In 2019, Ostolaza spearheaded a heated legal battle for Texas Pacific Land Trust, one of the largest private landowners in the state. The dispute stemmed from a contentious proxy fight between TPL and a group of activist investors who were seeking a seat at the table when one of TPL’s coveted board of trustee seats opened up.
Though the matter settled within three months, the litigation included a lengthy and detailed complaint, punches and counter-punches in a hefty countersuit, and even navigating a rogue board meeting in Sidley’s Dallas office.
Ostolaza is also a committed believer in lawyers giving back to the community. She and Sidley together with Dallas-based Celanese Corporation and Haynes and Boone were the recipients of the 2020 DFW Outstanding Corporate Counsel Award for Pro Bono and Public Service for their extraordinary work on asylum cases on the border. (You can read more on that here).
“Big corporate law firms such as Sidley can help change people’s lives through pro bono,” she said. “Big law firms can dedicate a lot of resources to address issues that are systemic in our society and do it in a meaningful way.”
Ostolaza obviously recognizes the significance of her being the first Hispanic woman to lead a top 100 corporate law firm.
Yvette at the Kentucky Derby
“I have never felt that being Hispanic was a negative to my career and being able to speak two languages has certainly been a positive,” she said. “I’ve felt more discrimination as a woman than as a Hispanic.”
Numerous male lawyers earlier in her career advised her to try a transactional practice because she is a mother.
“Honey, you don’t want to be a trial lawyer and away from your family all the time,” she said they told her.
“None of us are perfect, and all of us look through the lens of where we came from,” she said. “I am proud that 50% of the Dallas partners are women.”
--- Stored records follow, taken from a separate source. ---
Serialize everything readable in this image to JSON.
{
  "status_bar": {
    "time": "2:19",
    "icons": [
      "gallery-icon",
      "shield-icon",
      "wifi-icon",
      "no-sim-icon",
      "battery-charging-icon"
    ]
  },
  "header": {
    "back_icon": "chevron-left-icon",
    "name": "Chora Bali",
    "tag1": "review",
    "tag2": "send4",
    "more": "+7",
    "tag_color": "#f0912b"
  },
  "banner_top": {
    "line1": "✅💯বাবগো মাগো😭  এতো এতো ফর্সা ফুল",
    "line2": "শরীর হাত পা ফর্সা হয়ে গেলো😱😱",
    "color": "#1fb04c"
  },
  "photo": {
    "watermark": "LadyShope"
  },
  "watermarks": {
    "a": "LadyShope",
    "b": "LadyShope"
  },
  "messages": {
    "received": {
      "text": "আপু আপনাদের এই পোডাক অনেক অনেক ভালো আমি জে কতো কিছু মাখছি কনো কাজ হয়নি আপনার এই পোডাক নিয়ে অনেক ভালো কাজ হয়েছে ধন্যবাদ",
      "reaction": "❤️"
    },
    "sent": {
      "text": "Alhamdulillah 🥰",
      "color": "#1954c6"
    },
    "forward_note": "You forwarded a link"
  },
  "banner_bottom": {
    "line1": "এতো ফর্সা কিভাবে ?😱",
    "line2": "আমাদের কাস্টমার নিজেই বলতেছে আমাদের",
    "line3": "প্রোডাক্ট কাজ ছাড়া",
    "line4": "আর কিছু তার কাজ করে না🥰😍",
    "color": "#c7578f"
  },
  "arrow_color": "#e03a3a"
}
Cliff Vrielink, a Sidley corporate transactional partner and co-head of Sidley’s Houston office, said Ostolaza is an amazing lawyer and the perfect choice to lead the law firm.
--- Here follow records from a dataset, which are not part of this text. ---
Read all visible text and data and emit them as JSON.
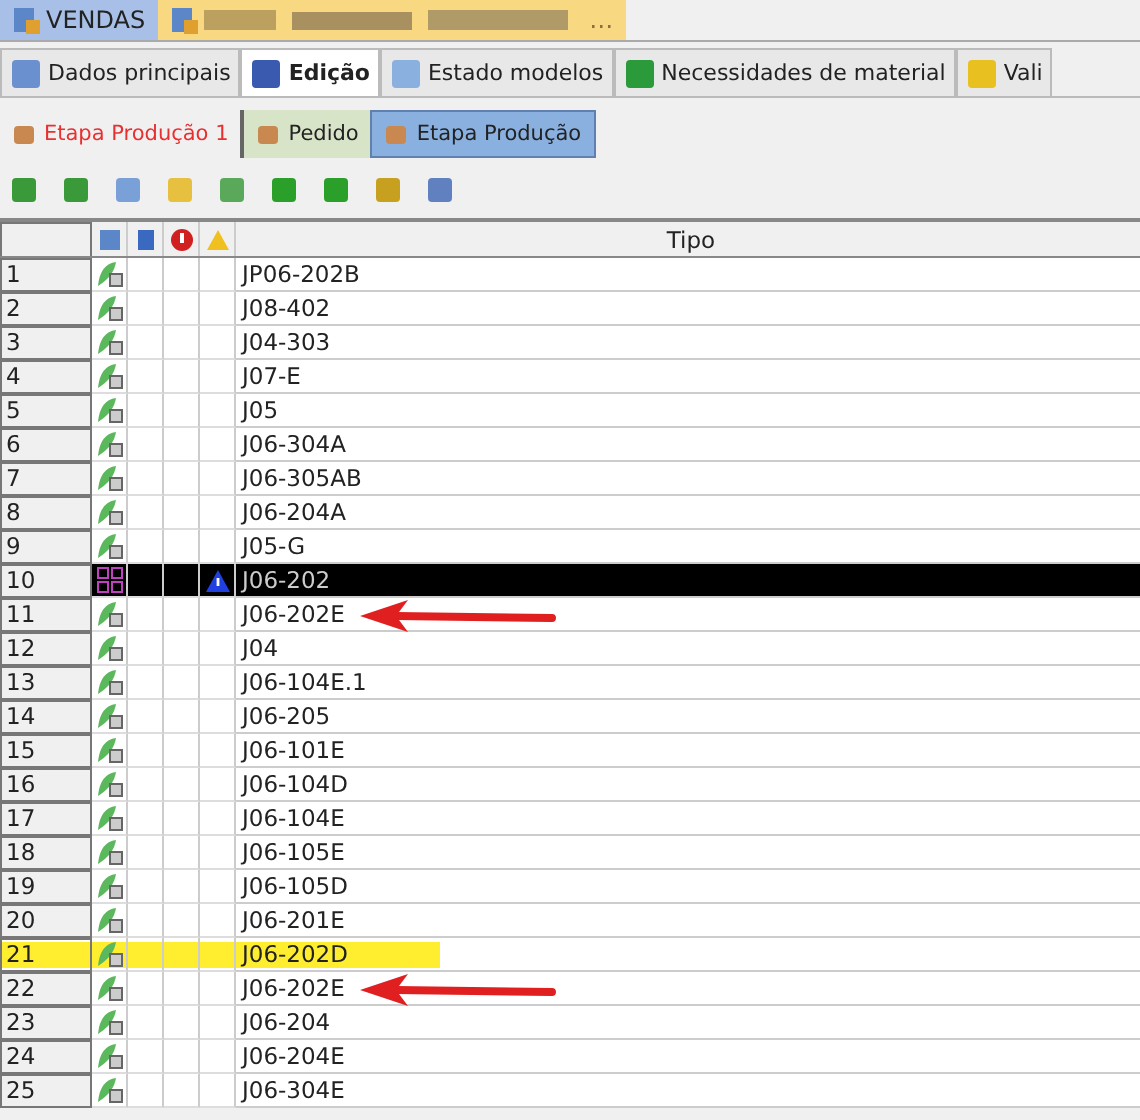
{
  "document_tabs": [
    {
      "label": "VENDAS",
      "selected": false,
      "kind": "plain"
    },
    {
      "label": "…",
      "selected": true,
      "kind": "redacted"
    }
  ],
  "tabs": [
    {
      "label": "Dados principais",
      "selected": false
    },
    {
      "label": "Edição",
      "selected": true
    },
    {
      "label": "Estado modelos",
      "selected": false
    },
    {
      "label": "Necessidades de material",
      "selected": false
    },
    {
      "label": "Vali",
      "selected": false
    }
  ],
  "section_title": "Etapa Produção 1",
  "sub_tabs": [
    {
      "label": "Pedido",
      "selected": false
    },
    {
      "label": "Etapa Produção",
      "selected": true
    }
  ],
  "table": {
    "columns": [
      "Tipo"
    ],
    "rows": [
      {
        "number": "1",
        "tipo": "JP06-202B",
        "selected": false,
        "warning": false,
        "highlighted": false,
        "arrow": false
      },
      {
        "number": "2",
        "tipo": "J08-402",
        "selected": false,
        "warning": false,
        "highlighted": false,
        "arrow": false
      },
      {
        "number": "3",
        "tipo": "J04-303",
        "selected": false,
        "warning": false,
        "highlighted": false,
        "arrow": false
      },
      {
        "number": "4",
        "tipo": "J07-E",
        "selected": false,
        "warning": false,
        "highlighted": false,
        "arrow": false
      },
      {
        "number": "5",
        "tipo": "J05",
        "selected": false,
        "warning": false,
        "highlighted": false,
        "arrow": false
      },
      {
        "number": "6",
        "tipo": "J06-304A",
        "selected": false,
        "warning": false,
        "highlighted": false,
        "arrow": false
      },
      {
        "number": "7",
        "tipo": "J06-305AB",
        "selected": false,
        "warning": false,
        "highlighted": false,
        "arrow": false
      },
      {
        "number": "8",
        "tipo": "J06-204A",
        "selected": false,
        "warning": false,
        "highlighted": false,
        "arrow": false
      },
      {
        "number": "9",
        "tipo": "J05-G",
        "selected": false,
        "warning": false,
        "highlighted": false,
        "arrow": false
      },
      {
        "number": "10",
        "tipo": "J06-202",
        "selected": true,
        "warning": true,
        "highlighted": false,
        "arrow": false
      },
      {
        "number": "11",
        "tipo": "J06-202E",
        "selected": false,
        "warning": false,
        "highlighted": false,
        "arrow": true
      },
      {
        "number": "12",
        "tipo": "J04",
        "selected": false,
        "warning": false,
        "highlighted": false,
        "arrow": false
      },
      {
        "number": "13",
        "tipo": "J06-104E.1",
        "selected": false,
        "warning": false,
        "highlighted": false,
        "arrow": false
      },
      {
        "number": "14",
        "tipo": "J06-205",
        "selected": false,
        "warning": false,
        "highlighted": false,
        "arrow": false
      },
      {
        "number": "15",
        "tipo": "J06-101E",
        "selected": false,
        "warning": false,
        "highlighted": false,
        "arrow": false
      },
      {
        "number": "16",
        "tipo": "J06-104D",
        "selected": false,
        "warning": false,
        "highlighted": false,
        "arrow": false
      },
      {
        "number": "17",
        "tipo": "J06-104E",
        "selected": false,
        "warning": false,
        "highlighted": false,
        "arrow": false
      },
      {
        "number": "18",
        "tipo": "J06-105E",
        "selected": false,
        "warning": false,
        "highlighted": false,
        "arrow": false
      },
      {
        "number": "19",
        "tipo": "J06-105D",
        "selected": false,
        "warning": false,
        "highlighted": false,
        "arrow": false
      },
      {
        "number": "20",
        "tipo": "J06-201E",
        "selected": false,
        "warning": false,
        "highlighted": false,
        "arrow": false
      },
      {
        "number": "21",
        "tipo": "J06-202D",
        "selected": false,
        "warning": false,
        "highlighted": true,
        "arrow": false
      },
      {
        "number": "22",
        "tipo": "J06-202E",
        "selected": false,
        "warning": false,
        "highlighted": false,
        "arrow": true
      },
      {
        "number": "23",
        "tipo": "J06-204",
        "selected": false,
        "warning": false,
        "highlighted": false,
        "arrow": false
      },
      {
        "number": "24",
        "tipo": "J06-204E",
        "selected": false,
        "warning": false,
        "highlighted": false,
        "arrow": false
      },
      {
        "number": "25",
        "tipo": "J06-304E",
        "selected": false,
        "warning": false,
        "highlighted": false,
        "arrow": false
      }
    ]
  }
}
“Yvette is tireless and settles for nothing but the best,” said Vrielink, who is a member of Sidley’s executive committee. “Because of these traits, she not only has incredible client loyalty but also has attracted and assembled a team of amazing, talented, hard-working lawyers who are at the top of the profession.”
“Another reason that Yvette will be a terrific chair is that she is an incredibly compassionate, caring and fun-loving person,” he said. “During Covid, she sent clients Shake Shack burger packages to help celebrate the Fourth of July. She organized a drive-in movie event and she reached out and called summer associates to make sure they were comfortable coming to the office and getting the most of their summer experience.
“She didn’t do any of these things because she had to,” he said. “She did it because she is passionate about people.”